Gijón

Gijón/Xixón is a modern and plural city, forged between Roman camps and shipyards, which every day looks out onto the Muro de San Lorenzo with a seafaring vocation and the same need to open up to the world that Jovellanos had when he wrote in Latin. It has a seafaring, working class and seaside soul, it combines cider and "pescau" with the industrial legacy, the nautical spirit and the pomaradas; it strolls among fair pavilions, port facilities, university campuses and large cultural spaces. It unfolds a street map full of surprises and opens up to beautiful coastal paths, rural parishes and greenways where nature can be breathed deeply.
History and culture of Gijón
Its past is one of the most intense chapters in the great story that is Asturias. It holds the title of the oldest city in the Principality, with two thousand years of documented history and roots that go back to the Neolithic period, as can be seen in the necropolis of Monte Deva.
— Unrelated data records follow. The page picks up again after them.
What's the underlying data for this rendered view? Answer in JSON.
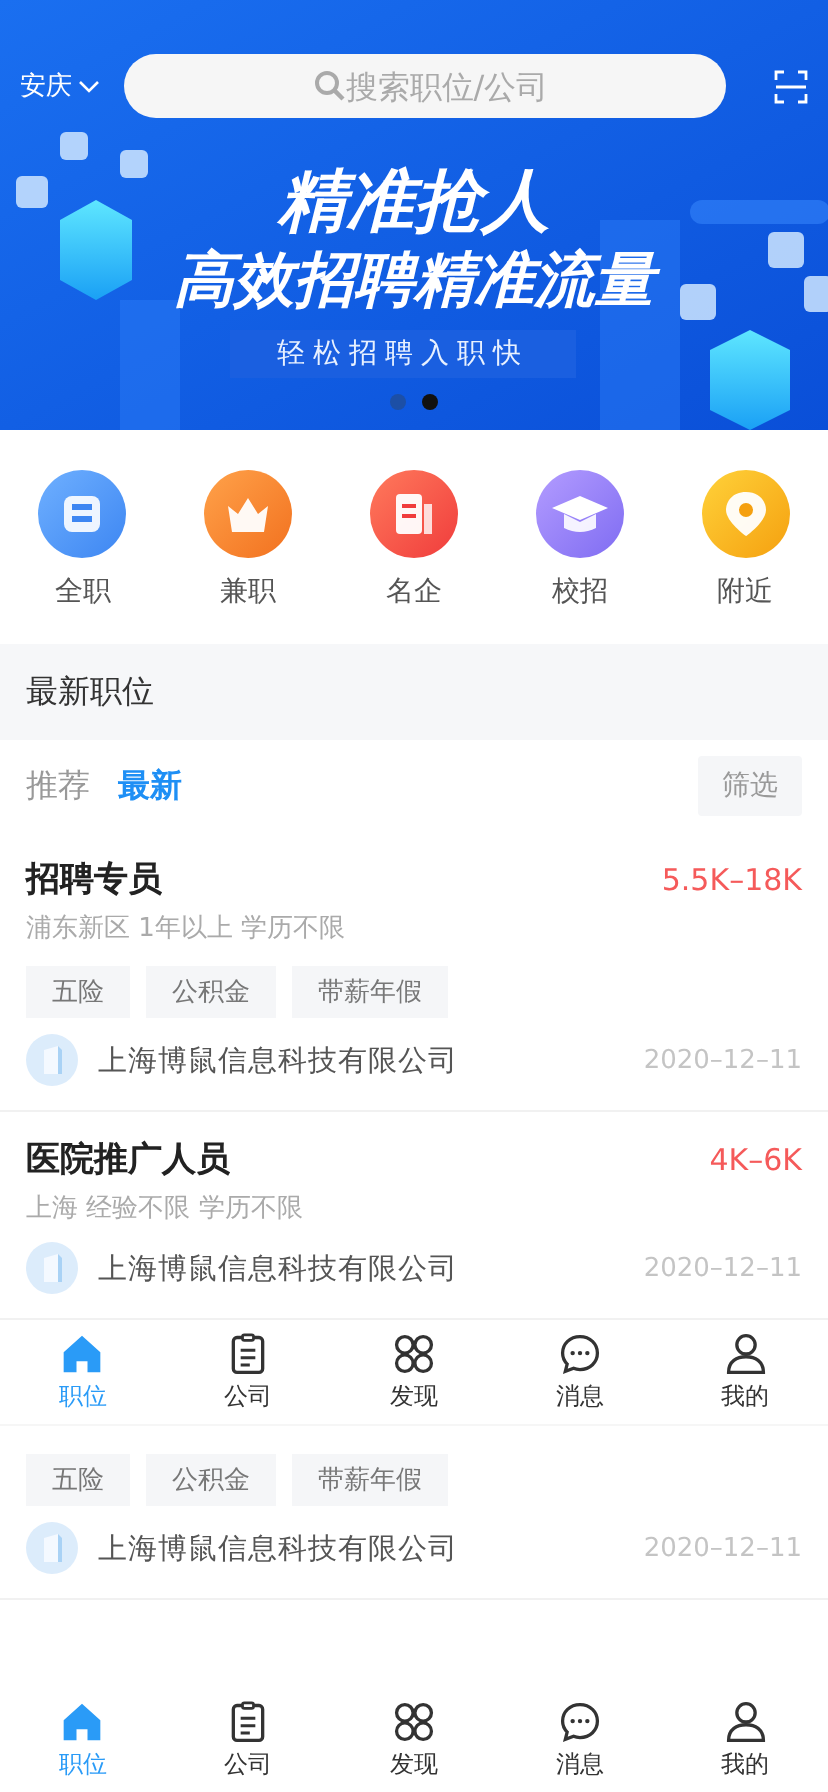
{
  "header": {
    "city": "安庆",
    "search": {
      "placeholder": "搜索职位/公司"
    }
  },
  "banner": {
    "headline": "精准抢人",
    "subheadline": "高效招聘精准流量",
    "tagline": "轻松招聘入职快",
    "dots": [
      {
        "selected": false
      },
      {
        "selected": true
      }
    ]
  },
  "categories": [
    {
      "label": "全职"
    },
    {
      "label": "兼职"
    },
    {
      "label": "名企"
    },
    {
      "label": "校招"
    },
    {
      "label": "附近"
    }
  ],
  "section": {
    "title": "最新职位"
  },
  "filter_tabs": [
    {
      "label": "推荐",
      "selected": false
    },
    {
      "label": "最新",
      "selected": true
    }
  ],
  "filter_button": "筛选",
  "jobs_top": [
    {
      "title": "招聘专员",
      "salary": "5.5K–18K",
      "meta": "浦东新区 1年以上 学历不限",
      "tags": [
        "五险",
        "公积金",
        "带薪年假"
      ],
      "company": "上海博鼠信息科技有限公司",
      "date": "2020–12–11"
    },
    {
      "title": "医院推广人员",
      "salary": "4K–6K",
      "meta": "上海 经验不限 学历不限",
      "company": "上海博鼠信息科技有限公司",
      "date": "2020–12–11"
    }
  ],
  "tab_bar_overlay": {
    "items": [
      {
        "label": "职位",
        "selected": true
      },
      {
        "label": "公司",
        "selected": false
      },
      {
        "label": "发现",
        "selected": false
      },
      {
        "label": "消息",
        "selected": false
      },
      {
        "label": "我的",
        "selected": false
      }
    ]
  },
  "jobs_bottom": [
    {
      "tags": [
        "五险",
        "公积金",
        "带薪年假"
      ],
      "company": "上海博鼠信息科技有限公司",
      "date": "2020–12–11"
    }
  ],
  "tab_bar": {
    "items": [
      {
        "label": "职位",
        "selected": true
      },
      {
        "label": "公司",
        "selected": false
      },
      {
        "label": "发现",
        "selected": false
      },
      {
        "label": "消息",
        "selected": false
      },
      {
        "label": "我的",
        "selected": false
      }
    ]
  }
}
The Campa Torres Archaeological Park preserves a hillfort that marks the transition from indigenous culture to Romanisation. And not far away, the Roman Villa of Veranes shows us how a rural elite lived in the last centuries of the Empire.
Roman city, working class city, cosmopolitan city
The strictly urban chronicle of Gijón/Xixón starts at the Cerro de Santa Catalina, a promontory that penetrates the Bay of Biscay and where the Romans laid the foundations of the ancient Gigia. This strategic isthmus, surrounded by a defensive wall of more than 900 metres, was the origin of the city and later of the Cimadevilla/Cimavilla neighbourhood. The public baths, now the Campo Valdés Roman Baths Museum, bear witness to this period, with well-preserved rooms from the frigidarium to the caldarium, and panels and recreations that bring us closer to the Roman vision of bathing as hygiene, pleasure and engineering.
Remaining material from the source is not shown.